PAGELLE ALLE UNIVERSITÀ COME E DA CHI VENGONO DATE

Le classifiche sulle università che relegano le nostre oltre il 200° posto mi lasciano molto interdetto e vorrei sapere su quali indicatori sono state costruite. A Milano i laureati del Politecnico e della Bocconi sono sempre stati richiesti sia in Italia che all’estero. E la «fuga di cervelli» non è sempre una «fuga» in cerca di lavoro, ma una offerta di lavoro dall’estero. E le eccellenze di docenti, ricercatori, industriali e imprenditori italiani sono solo frutto delle nostre doti di fantasia e creatività o anche frutto del patrimonio sia culturale che professionale che ci hanno saputo dare i nostri atenei?
Luciano De Stefani, lds@fastwebnet.it

Caro De Stefani,
Vi sono agenzie specializzate che adottano, per la classificazione delle università, criteri diversi. Ma l’obiettivo, in generale, è quello di valutare la qualità della loro didattica e della loro ricerca, la capacità di attrarre studenti stranieri, l’importanza dei loro diplomi nel mondo del lavoro, delle professioni e degli affari. Questi sono alcuni degli indicatori generalmente utilizzati.

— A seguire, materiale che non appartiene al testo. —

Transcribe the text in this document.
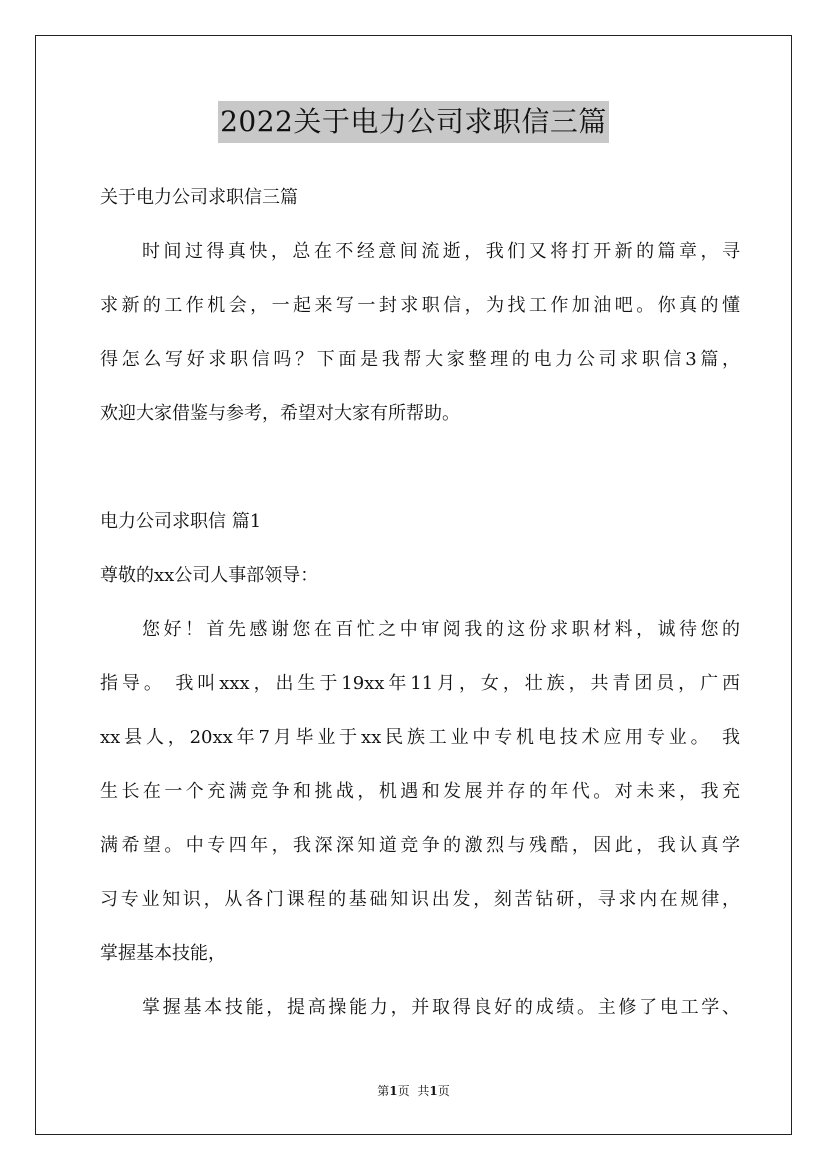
2022关于电力公司求职信三篇
关于电力公司求职信三篇
时间过得真快，总在不经意间流逝，我们又将打开新的篇章，寻
求新的工作机会，一起来写一封求职信，为找工作加油吧。你真的懂
得怎么写好求职信吗？下面是我帮大家整理的电力公司求职信3篇，
欢迎大家借鉴与参考，希望对大家有所帮助。
电力公司求职信 篇1
尊敬的xx公司人事部领导：
您好！首先感谢您在百忙之中审阅我的这份求职材料，诚待您的
指导。 我叫xxx，出生于19xx年11月，女，壮族，共青团员，广西
xx县人，20xx年7月毕业于xx民族工业中专机电技术应用专业。 我
生长在一个充满竞争和挑战，机遇和发展并存的年代。对未来，我充
满希望。中专四年，我深深知道竞争的激烈与残酷，因此，我认真学
习专业知识，从各门课程的基础知识出发，刻苦钻研，寻求内在规律，
掌握基本技能，
掌握基本技能，提高操能力，并取得良好的成绩。主修了电工学、
第1页 共1页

La reputazione accademica nel mondo degli studi. Per misurarla l’agenzia invia parecchie centinaia di lettere a esponenti del mondo universitario con la domanda: qual è l’università che produce la migliore ricerca nel campo di vostra competenza? Beninteso nessuno dei destinatari può indicare la propria università.
Giudizio dei datori di lavoro (soprattutto aziende e studi professionali). Nelle sue lettere l’agenzia chiede agli interpellati quali siano le università da cui provengono i loro migliori dipendenti.

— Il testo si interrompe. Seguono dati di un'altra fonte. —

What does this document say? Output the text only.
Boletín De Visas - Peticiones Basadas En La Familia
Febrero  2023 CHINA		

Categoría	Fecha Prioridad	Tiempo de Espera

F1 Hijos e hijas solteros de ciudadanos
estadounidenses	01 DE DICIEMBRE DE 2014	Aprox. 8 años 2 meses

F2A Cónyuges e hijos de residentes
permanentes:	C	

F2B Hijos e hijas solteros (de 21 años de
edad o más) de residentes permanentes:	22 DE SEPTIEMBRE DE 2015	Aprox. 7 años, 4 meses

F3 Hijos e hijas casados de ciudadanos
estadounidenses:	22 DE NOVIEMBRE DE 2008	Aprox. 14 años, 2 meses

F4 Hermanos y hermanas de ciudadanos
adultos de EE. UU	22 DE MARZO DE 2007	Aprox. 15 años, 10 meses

Rapporto fra studenti e docenti. Quanto più basso è il numero degli studenti affidati a un docente, tanto più elevata, almeno in teoria, è la qualità dell’insegnamento.
Citazione delle singole università in saggi e articoli di natura scientifica. Gli studiosi annunciano le loro teorie e la conclusione dei loro lavori indicando accanto al loro nome quello dell’università in cui hanno svolto le loro ricerche. Il numero delle citazioni riferite alle singole università può essere considerato un indice di qualità.

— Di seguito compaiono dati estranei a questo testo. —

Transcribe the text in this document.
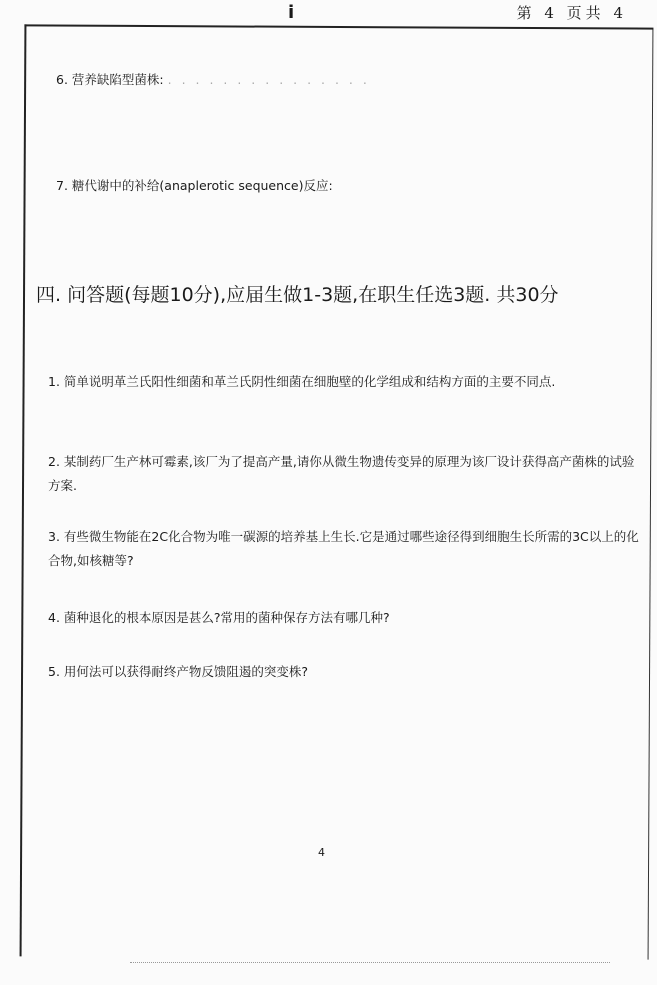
i	第 4 页共 4
6. 营养缺陷型菌株: . . . . . . . . . . . . . . .
7. 糖代谢中的补给(anaplerotic sequence)反应:
四. 问答题(每题10分),应届生做1-3题,在职生任选3题. 共30分
1. 简单说明革兰氏阳性细菌和革兰氏阴性细菌在细胞壁的化学组成和结构方面的主要不同点.
2. 某制药厂生产林可霉素,该厂为了提高产量,请你从微生物遗传变异的原理为该厂设计获得高产菌株的试验方案.
3. 有些微生物能在2C化合物为唯一碳源的培养基上生长.它是通过哪些途径得到细胞生长所需的3C以上的化合物,如核糖等?
4. 菌种退化的根本原因是甚么?常用的菌种保存方法有哪几种?
5. 用何法可以获得耐终产物反馈阻遏的突变株?
4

Il numero dei docenti e degli studenti stranieri. Una considerevole presenza di professori e studenti provenienti da altri Paesi è indice di buona internazionalizzazione. Le università pressoché interamente domestiche hanno generalmente un orizzonte più limitato e un clima accademico più provinciale.
Come avrà notato, caro De Stefani, i criteri sono seri e i risultati verosimilmente attendibili. Con due avvertenze. In primo luogo la qualità del sondaggio dipende dal numero e dalla competenza delle persone interpellate. Sarebbe più facile giudicare l’indagine se conoscessimo il nome di tutte le persone che hanno riempito i formulari inviati dall’agenzia e collaborato all’indagine. In secondo luogo anche la graduatoria delle università, come le valutazioni delle agenzie di rating e molte altre classifiche che vanno per il mondo sulle materie più disparate, è un esercizio in lingua inglese che finisce inevitabilmente per privilegiare i Paesi, gli studiosi e le istituzioni accademiche in cui l’inglese è lingua nazionale o lingua franca. Credo che all’Unione europea converrebbe cercare di rompere questo monopolio attribuendo a Eurostat compiti statistici che oggi sono prevalentemente nelle mani di agenzie angloamericane.
(Dal Corriere della Sera, 29/9/2012).